Le conflit a fait 165 morts entre 1994 et 2002, dont neuf victimes innocentes, selon une compilation de la Sûreté du Québec, dont Daniel Desrochers, 11 ans, tué par l’explosion du VUS d’un trafiquant dans le quartier Hochelaga-Maisonneuve en août 1995.
De plus, 181 tentatives d’assassinat ont été commises au cours de cette guerre, faisant 20 autres victimes innocentes, dont le journaliste Michel Auger, qui a reçu six balles dans le dos dans le stationnement du Journal de Montréal le 13 septembre 2000.
“C’est maman qui a ordonné la mort de Michel (…) à cause de ce qu’il a écrit à leur sujet”, a déclaré au Journal le commandant à la retraite du SPVM André Bouchard, qui dirigeait l’équipe. rapport publié en 2021
Loi contre les gangs et les expulsions
En fait, c’est après la mort du jeune Derocher que le gouvernement fédéral a adopté la première loi antigang au Canada en 1997. Cette loi, qui imposait annuellement des accusations aux Hells, a également été renforcée par des dispositions supplémentaires en 2002 en réponse à la tentative d’assassinat de Michel Auger. . .

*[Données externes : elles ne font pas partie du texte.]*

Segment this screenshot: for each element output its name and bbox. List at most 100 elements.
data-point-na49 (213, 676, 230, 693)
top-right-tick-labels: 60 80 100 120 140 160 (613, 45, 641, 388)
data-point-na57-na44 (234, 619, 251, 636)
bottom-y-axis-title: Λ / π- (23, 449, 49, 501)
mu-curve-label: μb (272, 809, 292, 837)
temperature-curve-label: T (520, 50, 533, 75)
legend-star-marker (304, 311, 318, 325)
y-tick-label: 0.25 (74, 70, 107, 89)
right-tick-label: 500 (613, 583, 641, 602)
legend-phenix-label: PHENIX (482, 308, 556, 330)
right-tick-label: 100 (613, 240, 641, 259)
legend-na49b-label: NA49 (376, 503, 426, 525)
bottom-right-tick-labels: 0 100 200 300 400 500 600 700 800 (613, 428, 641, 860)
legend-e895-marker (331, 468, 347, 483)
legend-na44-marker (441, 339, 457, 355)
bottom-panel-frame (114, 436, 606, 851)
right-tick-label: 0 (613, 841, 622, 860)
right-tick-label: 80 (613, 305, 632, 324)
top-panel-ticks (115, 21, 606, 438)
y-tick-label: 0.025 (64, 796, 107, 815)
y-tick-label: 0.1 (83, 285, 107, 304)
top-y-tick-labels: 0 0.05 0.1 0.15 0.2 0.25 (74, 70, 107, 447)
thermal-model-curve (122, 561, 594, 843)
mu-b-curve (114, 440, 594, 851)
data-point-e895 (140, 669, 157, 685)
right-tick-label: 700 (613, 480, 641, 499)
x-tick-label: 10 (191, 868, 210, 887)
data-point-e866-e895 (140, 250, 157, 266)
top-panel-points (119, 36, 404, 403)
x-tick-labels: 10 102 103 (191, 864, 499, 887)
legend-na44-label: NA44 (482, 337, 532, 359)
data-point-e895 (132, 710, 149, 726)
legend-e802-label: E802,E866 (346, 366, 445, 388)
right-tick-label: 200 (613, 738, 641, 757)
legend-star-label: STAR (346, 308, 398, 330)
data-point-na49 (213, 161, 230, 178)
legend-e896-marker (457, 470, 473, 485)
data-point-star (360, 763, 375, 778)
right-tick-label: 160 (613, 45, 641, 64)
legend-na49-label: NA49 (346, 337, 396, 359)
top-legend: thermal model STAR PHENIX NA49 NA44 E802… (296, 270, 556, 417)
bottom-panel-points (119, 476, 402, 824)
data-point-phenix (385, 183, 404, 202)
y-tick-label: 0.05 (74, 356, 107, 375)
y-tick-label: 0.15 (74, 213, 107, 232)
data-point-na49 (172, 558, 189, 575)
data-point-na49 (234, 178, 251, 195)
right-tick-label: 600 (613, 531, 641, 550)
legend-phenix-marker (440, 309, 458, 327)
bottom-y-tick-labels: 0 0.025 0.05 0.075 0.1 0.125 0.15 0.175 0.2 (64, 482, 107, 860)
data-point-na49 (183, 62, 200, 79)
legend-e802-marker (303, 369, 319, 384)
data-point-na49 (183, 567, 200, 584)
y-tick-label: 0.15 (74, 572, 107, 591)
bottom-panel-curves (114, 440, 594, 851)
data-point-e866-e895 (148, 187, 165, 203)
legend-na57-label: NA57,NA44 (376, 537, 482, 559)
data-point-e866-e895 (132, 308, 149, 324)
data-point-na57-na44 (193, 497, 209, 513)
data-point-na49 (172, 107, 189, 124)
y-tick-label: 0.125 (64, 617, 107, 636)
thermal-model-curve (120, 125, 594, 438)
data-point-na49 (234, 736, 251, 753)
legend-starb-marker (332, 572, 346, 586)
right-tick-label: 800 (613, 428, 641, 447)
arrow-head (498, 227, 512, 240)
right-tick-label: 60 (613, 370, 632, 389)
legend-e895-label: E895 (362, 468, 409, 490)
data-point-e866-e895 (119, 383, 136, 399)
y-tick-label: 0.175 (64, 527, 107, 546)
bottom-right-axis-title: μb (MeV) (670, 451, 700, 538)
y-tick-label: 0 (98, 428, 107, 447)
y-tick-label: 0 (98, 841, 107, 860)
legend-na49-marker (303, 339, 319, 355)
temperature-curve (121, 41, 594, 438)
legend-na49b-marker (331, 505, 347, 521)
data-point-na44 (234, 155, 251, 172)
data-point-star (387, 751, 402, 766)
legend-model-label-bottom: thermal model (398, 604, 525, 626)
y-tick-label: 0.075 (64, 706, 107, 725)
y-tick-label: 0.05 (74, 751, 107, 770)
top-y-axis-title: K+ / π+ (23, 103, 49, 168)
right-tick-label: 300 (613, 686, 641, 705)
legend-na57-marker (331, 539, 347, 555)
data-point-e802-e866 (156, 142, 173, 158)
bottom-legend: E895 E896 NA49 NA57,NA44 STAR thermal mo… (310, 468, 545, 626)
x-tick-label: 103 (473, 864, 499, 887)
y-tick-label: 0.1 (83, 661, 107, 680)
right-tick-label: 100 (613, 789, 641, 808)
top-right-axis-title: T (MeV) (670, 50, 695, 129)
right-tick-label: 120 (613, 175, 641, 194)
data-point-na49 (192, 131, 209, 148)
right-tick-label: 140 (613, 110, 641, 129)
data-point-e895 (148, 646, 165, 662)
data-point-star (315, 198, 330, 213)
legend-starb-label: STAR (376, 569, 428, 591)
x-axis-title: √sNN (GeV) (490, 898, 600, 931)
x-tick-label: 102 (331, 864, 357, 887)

Cependant, au printemps 2014, Boucher a subi ce qu’il considérait comme sa plus grande insulte.
Le club de motards, dont il était membre depuis 1987 et qu’il a dirigé pendant une décennie, a décidé de l’expulser de ses rangs après un vote unanime pris lors de l’assemblée de tous les Hells Angels du Québec.
Leur ancien chef, dont les méthodes étaient parfois contestées au sein du groupe, appartenait alors finalement au “passé”, selon un membre des Hells cité dans des documents judiciaires obtenus par notre Bureau d’enquête.
Boucher ne s’en est jamais remis, allant même jusqu’à les traiter de “lâches” et crier vengeance lors d’une discussion avec sa fille, espionnée par la police.